Local Wisdom Dieng

Tujuan saya memilih topik rambut gembel ini karena saya tertarik pada keunikannya dan anak yang berambut gembel secara alami ini hanya ada di dieng. Saya menggali informasi tentang budaya ruwat rambut gembel di dieng ini karena saya ingin tau lebih dalam bagaimana asal-usulnya, perilaku masyarakat, dan nilai-nilai yang terkandung didalamnya. Alasan saya mengambil topik ini karena saya tergerak pada materi kuliah yang menyebutkan bahwa suatu keindahan itu bukan dimana yang semuanya tampak sempurna, namun yang jauh dari kesempurnaan justru memiliki suatu nilai keindahaan yang tekandung didalamnya apabila kita dapat memaknai itu semua. Informasi yang saya dapatkan ini dari sumber pemangku adat dieng yang bernama mbah sumar, masyarakat, dan Salsabila (anak rambut gembel).

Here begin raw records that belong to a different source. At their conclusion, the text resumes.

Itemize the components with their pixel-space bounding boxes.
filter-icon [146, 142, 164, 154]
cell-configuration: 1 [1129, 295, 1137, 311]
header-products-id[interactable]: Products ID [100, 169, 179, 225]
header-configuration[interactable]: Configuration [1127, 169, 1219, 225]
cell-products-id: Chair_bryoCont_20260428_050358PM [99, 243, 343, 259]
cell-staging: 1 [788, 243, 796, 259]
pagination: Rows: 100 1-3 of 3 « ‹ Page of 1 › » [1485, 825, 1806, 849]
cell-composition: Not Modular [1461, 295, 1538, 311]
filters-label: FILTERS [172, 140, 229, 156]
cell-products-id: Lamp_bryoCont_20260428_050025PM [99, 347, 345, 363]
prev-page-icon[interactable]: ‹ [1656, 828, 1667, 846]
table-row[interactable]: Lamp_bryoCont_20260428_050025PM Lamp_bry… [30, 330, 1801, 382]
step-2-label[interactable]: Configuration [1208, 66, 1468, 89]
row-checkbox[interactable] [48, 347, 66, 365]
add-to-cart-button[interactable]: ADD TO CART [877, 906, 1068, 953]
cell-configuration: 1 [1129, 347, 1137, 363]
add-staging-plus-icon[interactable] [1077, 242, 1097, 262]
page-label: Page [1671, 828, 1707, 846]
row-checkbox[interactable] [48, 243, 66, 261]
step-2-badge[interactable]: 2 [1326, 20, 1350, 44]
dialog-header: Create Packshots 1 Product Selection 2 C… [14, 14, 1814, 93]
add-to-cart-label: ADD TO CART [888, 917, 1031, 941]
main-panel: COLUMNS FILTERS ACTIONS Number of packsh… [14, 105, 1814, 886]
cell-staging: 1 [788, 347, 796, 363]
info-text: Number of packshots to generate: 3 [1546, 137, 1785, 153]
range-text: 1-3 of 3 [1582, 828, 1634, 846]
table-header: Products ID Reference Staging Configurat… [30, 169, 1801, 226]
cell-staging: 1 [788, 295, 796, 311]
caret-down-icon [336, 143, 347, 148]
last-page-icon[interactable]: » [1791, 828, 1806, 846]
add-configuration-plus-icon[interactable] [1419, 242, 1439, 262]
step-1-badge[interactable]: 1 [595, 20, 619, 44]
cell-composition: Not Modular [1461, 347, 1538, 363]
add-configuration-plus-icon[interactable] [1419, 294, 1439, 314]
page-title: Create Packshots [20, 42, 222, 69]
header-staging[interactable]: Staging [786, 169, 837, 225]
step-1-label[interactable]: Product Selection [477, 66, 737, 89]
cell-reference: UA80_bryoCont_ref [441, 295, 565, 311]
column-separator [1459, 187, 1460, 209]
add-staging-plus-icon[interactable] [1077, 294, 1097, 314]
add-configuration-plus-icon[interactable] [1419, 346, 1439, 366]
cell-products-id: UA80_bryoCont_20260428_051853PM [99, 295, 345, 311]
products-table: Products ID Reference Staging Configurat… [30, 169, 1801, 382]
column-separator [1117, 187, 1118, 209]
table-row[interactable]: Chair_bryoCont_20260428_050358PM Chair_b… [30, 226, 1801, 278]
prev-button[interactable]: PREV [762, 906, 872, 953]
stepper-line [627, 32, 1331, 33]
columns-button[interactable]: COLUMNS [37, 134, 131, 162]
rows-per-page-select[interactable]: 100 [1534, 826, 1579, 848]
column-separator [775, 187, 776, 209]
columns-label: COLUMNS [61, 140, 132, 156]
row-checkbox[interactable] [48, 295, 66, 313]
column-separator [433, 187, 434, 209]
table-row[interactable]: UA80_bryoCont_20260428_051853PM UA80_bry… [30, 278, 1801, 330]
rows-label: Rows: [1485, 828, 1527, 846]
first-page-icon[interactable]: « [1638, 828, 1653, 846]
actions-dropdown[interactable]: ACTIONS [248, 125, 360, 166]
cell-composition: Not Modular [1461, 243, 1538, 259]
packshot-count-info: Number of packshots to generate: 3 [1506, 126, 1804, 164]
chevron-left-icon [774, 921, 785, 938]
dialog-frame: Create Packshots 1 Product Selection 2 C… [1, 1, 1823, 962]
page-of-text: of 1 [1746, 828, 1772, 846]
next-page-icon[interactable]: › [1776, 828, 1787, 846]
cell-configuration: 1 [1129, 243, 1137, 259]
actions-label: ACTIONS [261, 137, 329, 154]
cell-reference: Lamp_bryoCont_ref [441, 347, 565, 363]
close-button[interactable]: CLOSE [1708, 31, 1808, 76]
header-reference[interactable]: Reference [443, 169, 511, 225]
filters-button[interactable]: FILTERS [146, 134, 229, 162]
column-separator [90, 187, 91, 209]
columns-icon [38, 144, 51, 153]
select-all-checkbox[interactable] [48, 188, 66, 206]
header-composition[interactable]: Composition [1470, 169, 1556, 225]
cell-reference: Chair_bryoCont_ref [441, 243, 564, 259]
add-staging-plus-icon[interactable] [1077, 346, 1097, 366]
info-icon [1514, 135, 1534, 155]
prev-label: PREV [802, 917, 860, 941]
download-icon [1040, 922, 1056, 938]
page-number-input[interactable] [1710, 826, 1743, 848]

Dan untuk sekarang ini di daerah dieng hanya ada satu anak yang berambut gembel, yang bernama salsabila umur 3 tahun yang tinggal didaerah ndoro kandang dieng. Di masyarakat dieng ini mengatakan bahwa anak yang  berambut gembel adalah “raja tanpa mahkota” yang masyarakat dieng begitu menyegani anak rambut gembel tersebut, beberapa alasan dari masyarakat ini antara lain karena anak rambut gembel ini adalah turunan atau pilihan dari kyai kolo dete, sosok ini adalah orang yang membangun desa dieng dan memeberikan kesejahteraan. Masyarakat dieng juga memiliki falsafah hidup yaitu “Similiah Semeleh” yang artinya : awali semua kegiatan itu dengan similah, agar semua yang kita lakukan ini di berikan ridho oleh Tuhan yang Maha Esa. Kata similah ini diambil dari kata bissmilah, dan semeleh yaitu apapun masalahmu yang membuat beban pikiran itu untuk kita semelehkan.

Teori Rasionalistik 
R.R. Marett (1866-1943) dan Sir James George (1854-1941) Mengungkapkan kosep survival bahwa kepercayaan dan praktik-praktik yang dilakukan dalam suatu kesusastraan merupakan survival  atau kelanjutan perjuangan eksistensi dari perilaku budaya masalah dalam bentuk perilaku budaya (Cultural habbits) yang sudah kehilangan makna dan tujuan.
Teori Kontekstual
Brofenbrenner menggambarkan kondisi lingkungan dimana perkembangan terjadi oleh pendekatan makrosistem.
Makrosistem.
Meliputi cetak biru pembentukan social dan kebudayaan untuk menjelaskan dan mengorganisir institusi kehidupan. Makrosistem direfleksikan dalam pola mikrosistem, mesositem, dan ekosistem yang dicirikan dari sebuah subkultur, kultur, atau konteks sosial lainnya yang lebih luas. Misalnya sistem kepercayaan bersama tentang umat manusia.
Definisi budaya
Budaya adalah sebuah konsep yang cukup sulit didefinisikan secara formal. Para peneliti seperti Margaret Mead, ruth benedict, gert hofstede dan yang lainnya telah menawarkan beberapa definisi yang menarik tentang budaya. Budaya sebagai sekumpulan sikap, nilai, keyakinan, dan perilaku yang dimiliki oleh sekelompok orang yang dikomunikasikan dari satu generasi ke generasi berikutnya lewat bahasa tau beberapa sarana komunikasi lain.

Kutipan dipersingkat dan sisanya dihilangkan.